Last year, the BICUP2006 posted an interesting dataset on bus ridership in Santiego de Chile. Although there was a reasonable description of the data (number of passengers at a bus stations at 15-minute intervals), there was no information on the actual context of the problem. The goal of the competition was to accuractly forecast 3 days into the future of the data given. Although this has its challenges, the main question is whether a method that accurately predicts these 3 days would be useful for the Santiago Transportation Bureau, or anyone else outside of the competition. For instance, the training data included 3 weeks, where there is a pronounced weekday/weekend effect. However, the prediction set include only 3 weekdays. A method that predicts accuractly weekdays might suffer on weekends. It is therefore imperative to include the final goal of the analysis. Will this forecaster be used to assist in bus scheduling on weekdays only? during rush hours only? How accurate do the forecasts need to be for practical use? Maybe a really simple model predicts accuractly enough for the purpose at hand.
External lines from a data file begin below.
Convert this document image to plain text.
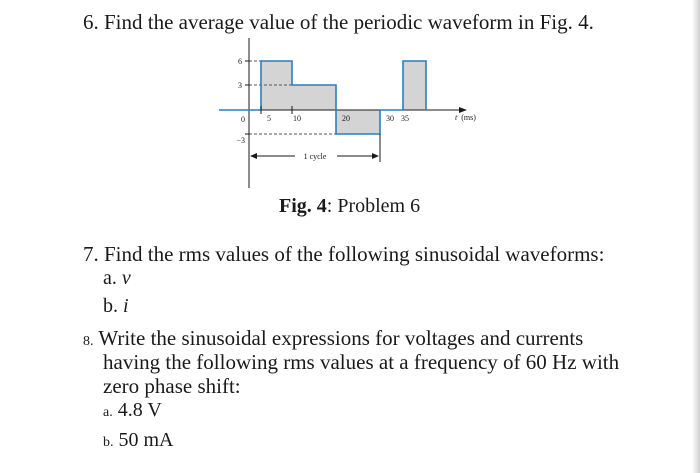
6. Find the average value of the periodic waveform in Fig. 4.
6
3
0
−3
5	10	20	30 35	t (ms)
1 cycle
Fig. 4: Problem 6
7. Find the rms values of the following sinusoidal waveforms:
a. v
b. i
8. Write the sinusoidal expressions for voltages and currents
having the following rms values at a frequency of 60 Hz with
zero phase shift:
a. 4.8 V
b. 50 mA
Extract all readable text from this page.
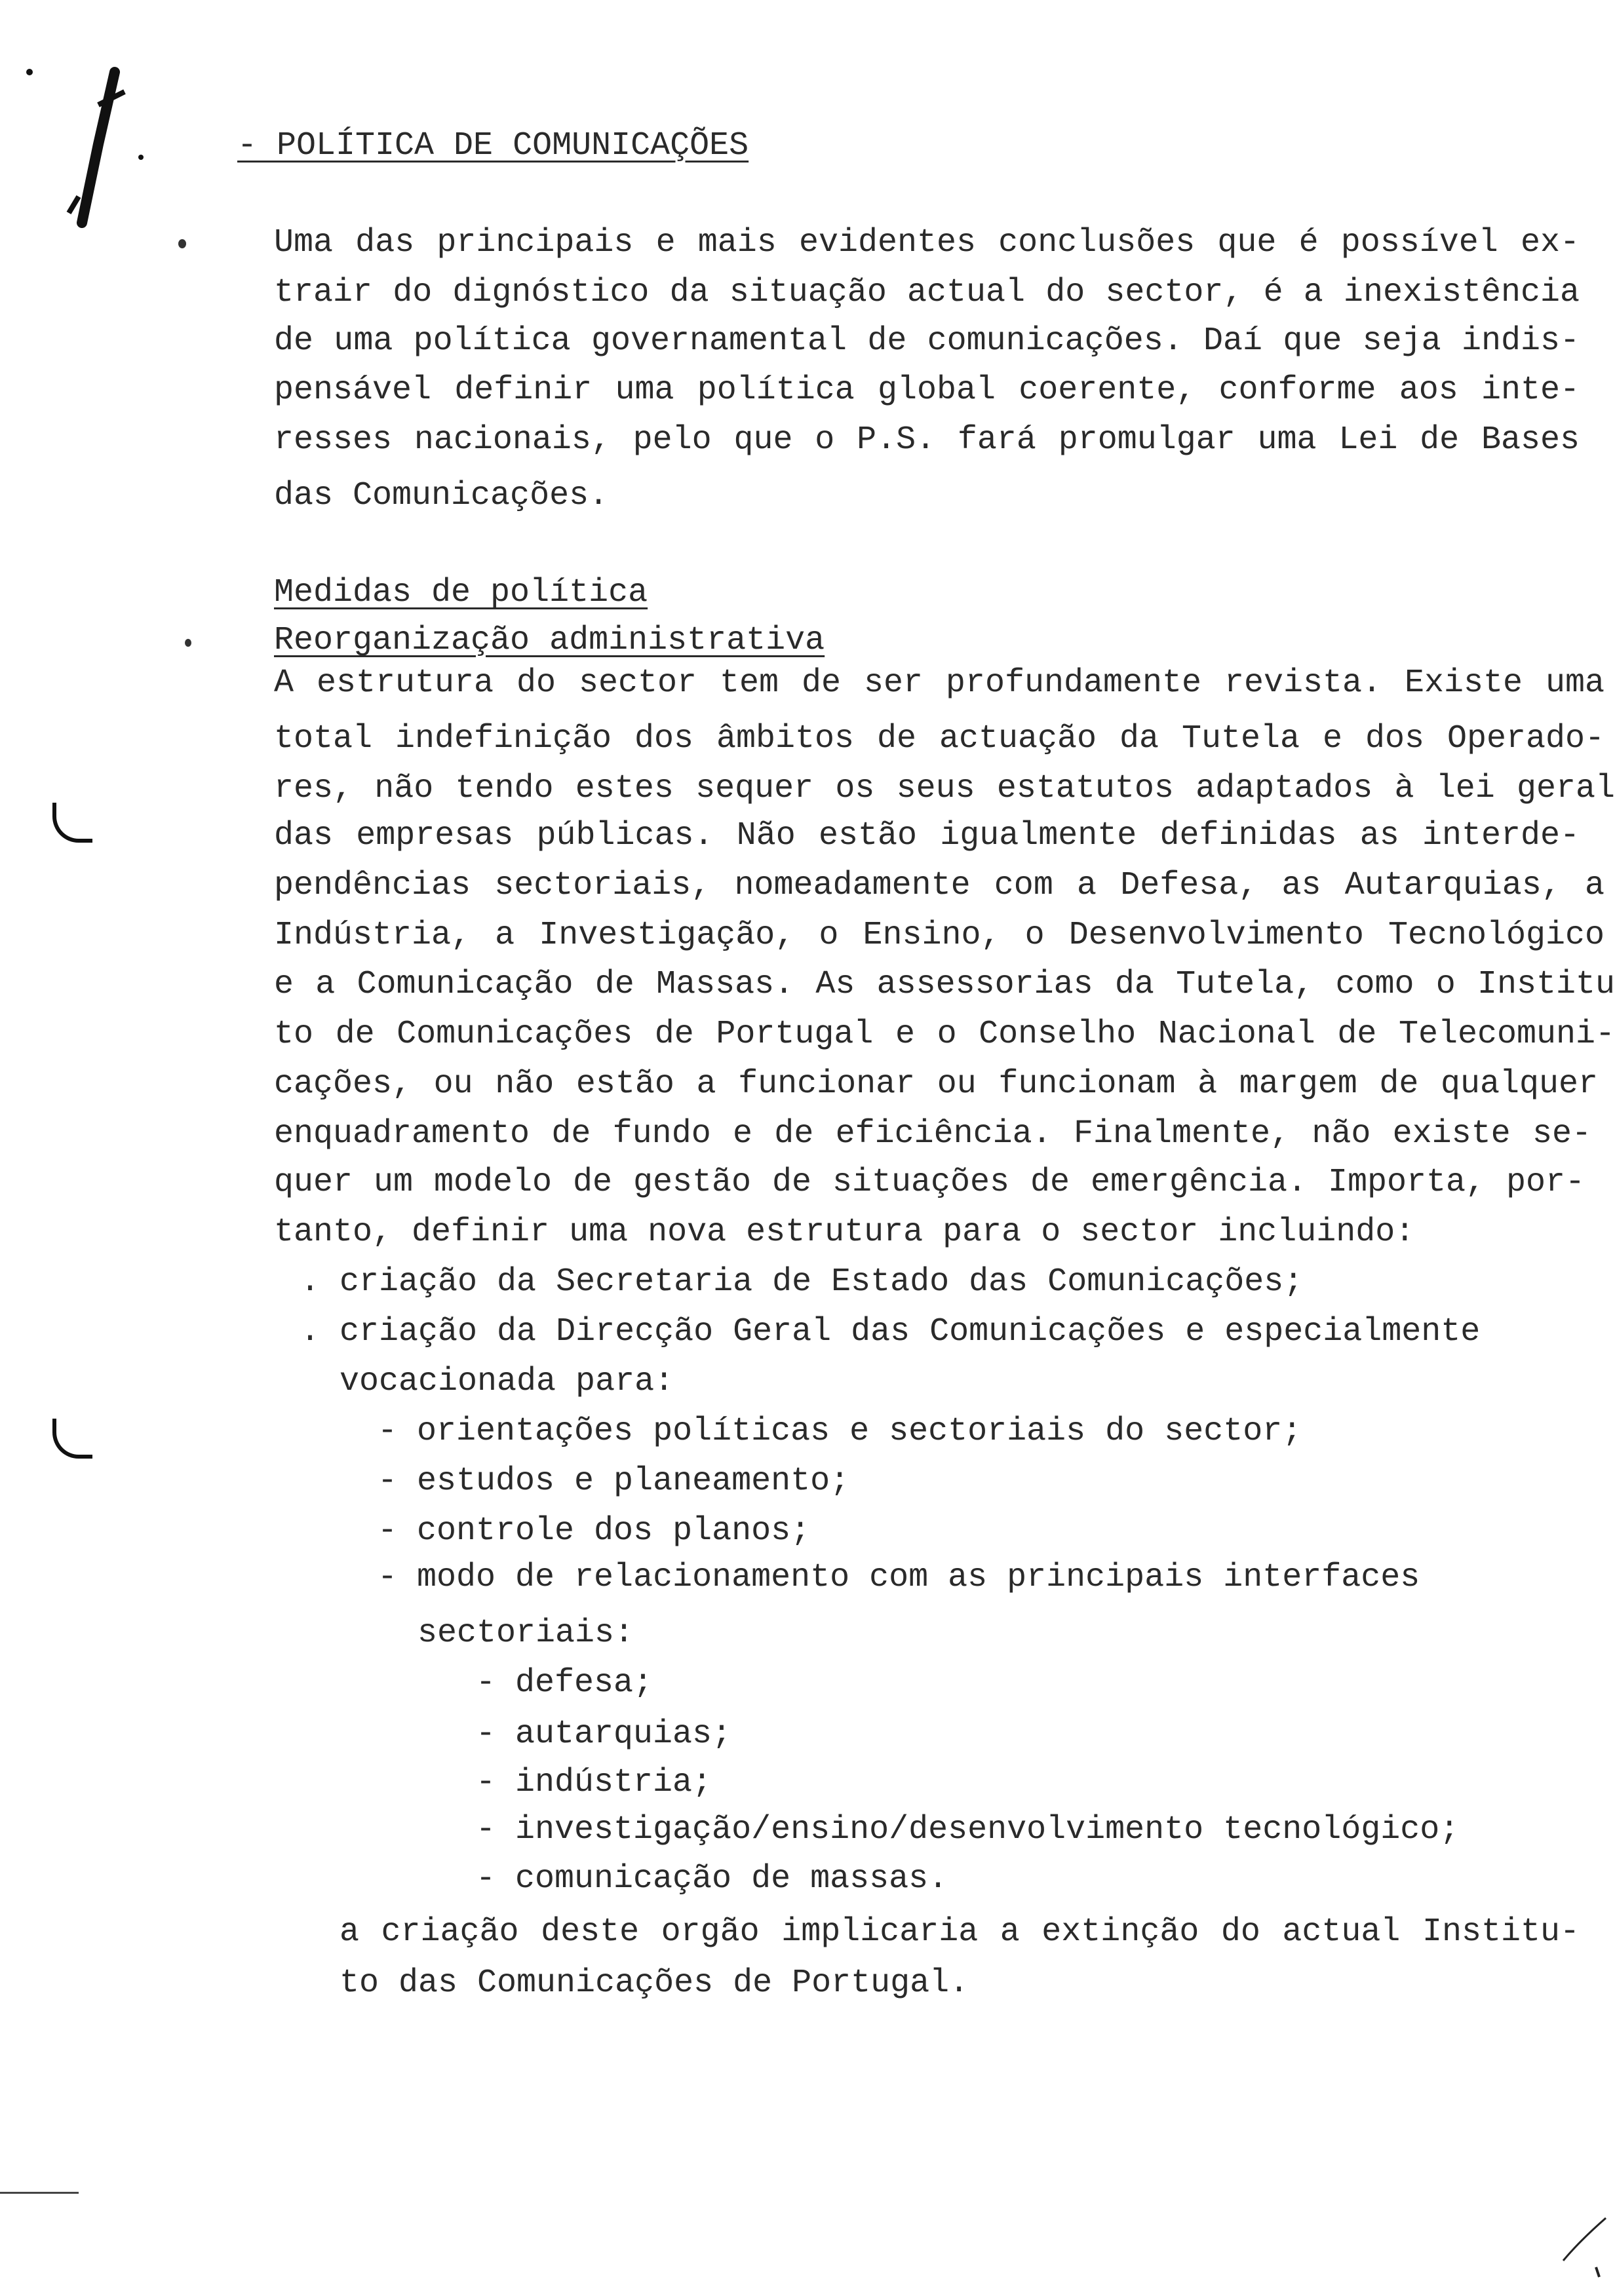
- POLÍTICA DE COMUNICAÇÕES
Uma das principais e mais evidentes conclusões que é possível ex-
trair do dignóstico da situação actual do sector, é a inexistência
de uma política governamental de comunicações. Daí que seja indis-
pensável definir uma política global coerente, conforme aos inte-
resses nacionais, pelo que o P.S. fará promulgar uma Lei de Bases
das Comunicações.
Medidas de política
Reorganização administrativa
A estrutura do sector tem de ser profundamente revista. Existe uma
total indefinição dos âmbitos de actuação da Tutela e dos Operado-
res, não tendo estes sequer os seus estatutos adaptados à lei geral
das empresas públicas. Não estão igualmente definidas as interde-
pendências sectoriais, nomeadamente com a Defesa, as Autarquias, a
Indústria, a Investigação, o Ensino, o Desenvolvimento Tecnológico
e a Comunicação de Massas. As assessorias da Tutela, como o Institu
to de Comunicações de Portugal e o Conselho Nacional de Telecomuni-
cações, ou não estão a funcionar ou funcionam à margem de qualquer
enquadramento de fundo e de eficiência. Finalmente, não existe se-
quer um modelo de gestão de situações de emergência. Importa, por-
tanto, definir uma nova estrutura para o sector incluindo:
. criação da Secretaria de Estado das Comunicações;
. criação da Direcção Geral das Comunicações e especialmente
vocacionada para:
- orientações políticas e sectoriais do sector;
- estudos e planeamento;
- controle dos planos;
- modo de relacionamento com as principais interfaces
sectoriais:
- defesa;
- autarquias;
- indústria;
- investigação/ensino/desenvolvimento tecnológico;
- comunicação de massas.
a criação deste orgão implicaria a extinção do actual Institu-
to das Comunicações de Portugal.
Another such instance is the upcoming NN3 Forecasting Competition (as part of the 2007 International Symposium on Forecasting). The dataset includes 111 time series, varying in length (about 40-140 time points). However, I have not found any description neither of the data nor of the context. In reality we would always know at least the time frequency: are these measurements every second? minute? day? month? year? This information is obviously important for determining factors like seasonality and which methods are appropriate.
To download the data and see a few examples, you will need to register your email.

An example of a gold mine is the T-competition, which concentrates on forecasting transportation data. In addition to the large number of series (ranging in length and at various frequencies from daily to yearly), there is a solid description of what each series is, and the actual dates of measurement. They even include a set of seasonal indexes for each series. The data come from an array of transportation measurements in both Europe and North America.